There is only a 50-50 chance that a replacement for Partnership 2000 will be agreed in two years' time if employers do not introduce profit-sharing schemes, the Labour Party leader, Mr Ruairi Quinn, has said.
Mr Quinn, addressing a Labour Youth conference in Trinity College Dublin at the weekend, said that in cases where profits greater than expected were being made but workers' salaries were being limited by the current partnership agreement, some form of profitsharing would have to be introduced. "If not, then I would be fearful for the future of partnership," he said.
Mr Quinn said he believed multinationals which located in Ireland could have their attitude to trade unions changed. "The problem is not so much with them as with small indigenous companies who are refusing to recognise unions."
The party leader was replying to questions after he had delivered an address in which he called on those present to retain their involvement in politics and to help shape the Ireland in which they would live out their lives.
Mr Quinn said the "effective resignation" of Mr Michael McDowell from the Progressive Democrats "sounds the death knell for the PDs as an effective ideological force".
With half that party's TDs looking like they might retire at the end of the current Dail, and the others coming from "volatile" constituencies, "I can't see a very positive future for the Progressive Democrats," Mr Quinn said.
He said he believed the Labour Party had defeated the political thrust of the PDs.
Mr Quinn invited Labour Youth to get involved in the debate on the future of the Labour Party which he was now initiating.
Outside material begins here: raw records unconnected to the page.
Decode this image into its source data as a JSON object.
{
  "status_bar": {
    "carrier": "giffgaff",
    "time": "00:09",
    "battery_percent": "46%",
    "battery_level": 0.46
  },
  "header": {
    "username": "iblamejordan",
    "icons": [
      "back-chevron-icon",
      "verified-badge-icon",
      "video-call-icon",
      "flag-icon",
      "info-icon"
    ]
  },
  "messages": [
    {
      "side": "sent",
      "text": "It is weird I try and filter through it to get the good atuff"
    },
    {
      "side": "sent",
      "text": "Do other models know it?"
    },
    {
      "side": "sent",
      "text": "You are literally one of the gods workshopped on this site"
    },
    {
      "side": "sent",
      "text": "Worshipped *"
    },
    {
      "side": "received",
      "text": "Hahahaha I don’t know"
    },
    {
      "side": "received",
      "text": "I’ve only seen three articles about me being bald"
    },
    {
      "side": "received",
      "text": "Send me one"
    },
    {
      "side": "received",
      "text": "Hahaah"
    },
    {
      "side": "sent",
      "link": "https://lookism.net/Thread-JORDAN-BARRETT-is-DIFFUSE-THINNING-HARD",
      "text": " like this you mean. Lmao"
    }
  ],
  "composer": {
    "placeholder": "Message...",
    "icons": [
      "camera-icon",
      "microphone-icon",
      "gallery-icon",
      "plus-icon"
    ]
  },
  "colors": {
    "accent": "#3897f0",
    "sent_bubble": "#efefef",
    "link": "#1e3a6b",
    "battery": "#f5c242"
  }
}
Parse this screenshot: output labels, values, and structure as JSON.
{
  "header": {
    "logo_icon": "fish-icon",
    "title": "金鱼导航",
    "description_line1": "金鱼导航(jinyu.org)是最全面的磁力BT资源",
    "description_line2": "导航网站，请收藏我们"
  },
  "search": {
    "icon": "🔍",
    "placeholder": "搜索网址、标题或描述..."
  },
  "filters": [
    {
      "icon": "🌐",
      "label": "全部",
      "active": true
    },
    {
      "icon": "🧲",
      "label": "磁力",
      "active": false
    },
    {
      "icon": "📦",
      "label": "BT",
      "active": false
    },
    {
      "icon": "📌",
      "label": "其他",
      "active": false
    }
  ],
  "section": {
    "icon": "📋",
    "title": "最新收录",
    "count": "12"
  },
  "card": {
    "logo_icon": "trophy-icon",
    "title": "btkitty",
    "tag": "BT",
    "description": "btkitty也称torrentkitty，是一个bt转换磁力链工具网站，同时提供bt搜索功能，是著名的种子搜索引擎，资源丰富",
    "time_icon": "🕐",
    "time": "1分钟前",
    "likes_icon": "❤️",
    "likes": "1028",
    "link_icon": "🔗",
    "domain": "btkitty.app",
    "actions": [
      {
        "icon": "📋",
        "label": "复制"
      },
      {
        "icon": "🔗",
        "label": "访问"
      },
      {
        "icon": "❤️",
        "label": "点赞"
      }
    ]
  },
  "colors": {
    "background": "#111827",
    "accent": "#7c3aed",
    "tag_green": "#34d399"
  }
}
History had not come to an end with the collapse of the Berlin Wall.
The right believed the market was innately fair and would deliver the goods and services required to the people. The left did not believe the market could deliver the goods and services needed by the people and believed the State had to interfere to ensure that the values of freedom, equality and social solidarity were promoted, he said.
However, methods the left had used in the past, such as state monopolies in areas like telecommunications, were no longer available. The challenge for the left was to find "new methods to achieve old aims".
Mr Quinn said he intended to bring a "fundamental reappraisal to Labour Party thinking" over the next 12 to 18 months.